Smell is an extremely powerful sense for humans. It, more than sight or hearing, has the ability to evoke memories, to repulse, to seduce, or simply to produce a sense of peace. Every time I smell axle grease, I'm instantly transported back to France, where I spent 37 days backpacking in '97. That smell reminds me of all the train stations in which I spent countless hours, but particularly Gare du Nord and Gare de l'Est.
Amanda had a smell, too. I don't know whether it was soap, perfume, lotion, or a combination of the above, but it was hers and hers alone. I knew she was near by that subtle scent, and it brought me instant peace and calm. But that smell is gone. It's not in her clothes, her suitcase, or her bathrobe. It's just gone.
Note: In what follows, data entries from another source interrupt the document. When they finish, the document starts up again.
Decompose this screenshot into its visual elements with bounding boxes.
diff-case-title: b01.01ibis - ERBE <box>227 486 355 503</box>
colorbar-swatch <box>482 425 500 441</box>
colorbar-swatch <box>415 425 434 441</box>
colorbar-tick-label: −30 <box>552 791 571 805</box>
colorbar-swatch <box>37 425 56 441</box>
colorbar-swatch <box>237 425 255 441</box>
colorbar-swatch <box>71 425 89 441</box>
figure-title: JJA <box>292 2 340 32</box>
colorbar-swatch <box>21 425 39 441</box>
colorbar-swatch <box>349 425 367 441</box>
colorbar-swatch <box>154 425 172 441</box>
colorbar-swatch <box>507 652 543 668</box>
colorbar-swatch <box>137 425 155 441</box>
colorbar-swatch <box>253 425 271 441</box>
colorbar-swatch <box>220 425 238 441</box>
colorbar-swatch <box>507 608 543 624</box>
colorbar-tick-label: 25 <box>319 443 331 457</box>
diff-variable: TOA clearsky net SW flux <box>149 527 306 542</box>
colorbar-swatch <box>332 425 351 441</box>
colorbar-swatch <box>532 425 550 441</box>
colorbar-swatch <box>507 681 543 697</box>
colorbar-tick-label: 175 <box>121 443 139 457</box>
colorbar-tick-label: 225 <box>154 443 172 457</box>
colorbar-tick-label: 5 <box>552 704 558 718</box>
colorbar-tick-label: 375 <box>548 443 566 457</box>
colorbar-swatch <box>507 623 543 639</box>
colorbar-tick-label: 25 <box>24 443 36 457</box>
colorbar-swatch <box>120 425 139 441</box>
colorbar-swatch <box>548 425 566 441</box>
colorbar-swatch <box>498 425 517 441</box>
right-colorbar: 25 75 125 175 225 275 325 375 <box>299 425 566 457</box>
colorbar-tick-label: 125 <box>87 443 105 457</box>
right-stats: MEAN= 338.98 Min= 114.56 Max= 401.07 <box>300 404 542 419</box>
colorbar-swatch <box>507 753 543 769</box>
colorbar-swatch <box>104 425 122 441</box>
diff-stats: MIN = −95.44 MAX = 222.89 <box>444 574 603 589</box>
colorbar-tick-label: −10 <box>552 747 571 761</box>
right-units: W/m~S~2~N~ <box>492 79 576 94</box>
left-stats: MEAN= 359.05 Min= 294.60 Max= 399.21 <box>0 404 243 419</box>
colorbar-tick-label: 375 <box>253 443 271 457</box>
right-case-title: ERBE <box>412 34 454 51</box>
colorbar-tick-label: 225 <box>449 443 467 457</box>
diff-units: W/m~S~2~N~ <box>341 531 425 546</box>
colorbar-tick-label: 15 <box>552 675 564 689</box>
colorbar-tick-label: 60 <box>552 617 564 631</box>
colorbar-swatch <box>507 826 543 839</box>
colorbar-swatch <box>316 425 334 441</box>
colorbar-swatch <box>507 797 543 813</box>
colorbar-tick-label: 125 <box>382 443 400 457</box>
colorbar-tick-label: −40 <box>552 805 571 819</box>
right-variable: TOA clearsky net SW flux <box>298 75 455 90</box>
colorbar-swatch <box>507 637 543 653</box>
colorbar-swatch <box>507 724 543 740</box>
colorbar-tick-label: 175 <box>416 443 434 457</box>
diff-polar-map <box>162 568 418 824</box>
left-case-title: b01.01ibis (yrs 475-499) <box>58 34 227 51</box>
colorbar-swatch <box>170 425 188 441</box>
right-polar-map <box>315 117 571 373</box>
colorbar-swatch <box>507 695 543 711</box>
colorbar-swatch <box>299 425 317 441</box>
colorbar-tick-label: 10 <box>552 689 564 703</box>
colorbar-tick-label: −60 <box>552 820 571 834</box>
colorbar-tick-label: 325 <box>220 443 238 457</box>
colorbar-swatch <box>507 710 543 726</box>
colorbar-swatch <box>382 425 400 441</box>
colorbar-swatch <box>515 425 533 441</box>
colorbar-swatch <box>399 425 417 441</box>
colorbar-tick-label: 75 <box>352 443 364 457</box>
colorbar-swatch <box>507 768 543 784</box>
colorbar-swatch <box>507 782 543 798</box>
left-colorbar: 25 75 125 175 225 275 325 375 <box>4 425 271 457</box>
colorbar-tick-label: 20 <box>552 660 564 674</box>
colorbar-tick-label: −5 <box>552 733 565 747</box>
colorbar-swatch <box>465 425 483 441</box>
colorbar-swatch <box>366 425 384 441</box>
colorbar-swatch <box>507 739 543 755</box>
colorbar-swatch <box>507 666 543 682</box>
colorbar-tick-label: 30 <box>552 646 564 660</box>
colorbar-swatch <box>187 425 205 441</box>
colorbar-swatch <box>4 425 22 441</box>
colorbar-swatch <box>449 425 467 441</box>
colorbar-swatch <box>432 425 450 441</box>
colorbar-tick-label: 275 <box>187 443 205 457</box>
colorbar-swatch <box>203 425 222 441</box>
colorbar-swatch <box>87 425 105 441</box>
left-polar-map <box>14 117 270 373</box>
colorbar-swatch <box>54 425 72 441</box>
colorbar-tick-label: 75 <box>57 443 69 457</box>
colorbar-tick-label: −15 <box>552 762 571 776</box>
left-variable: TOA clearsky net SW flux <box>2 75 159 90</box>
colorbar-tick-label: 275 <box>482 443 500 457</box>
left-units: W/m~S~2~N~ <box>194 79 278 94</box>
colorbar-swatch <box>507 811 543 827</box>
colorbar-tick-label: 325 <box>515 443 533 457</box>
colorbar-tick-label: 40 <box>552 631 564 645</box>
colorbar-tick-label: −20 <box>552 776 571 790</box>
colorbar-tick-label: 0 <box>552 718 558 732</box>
Shortly after her first round of chemo, she changed her bathing habits, using new lotions and abandoning perfumes. Her old stuff either made her gag or wasn't seen as conducive to her health, so she changed it. I can't fault her for it, but her scent changed with it. The new one did not bring peace or calm, and I think to a small extent played a part in our distance during her battle.
But that's not the worst of it: both the old and the new Amanda smells were gone from this house before she died. And I've searched. I've gone through drawers, hunted through baskets of old laundry that never got put away, and dug deep into the coat closet. Gone. Poof.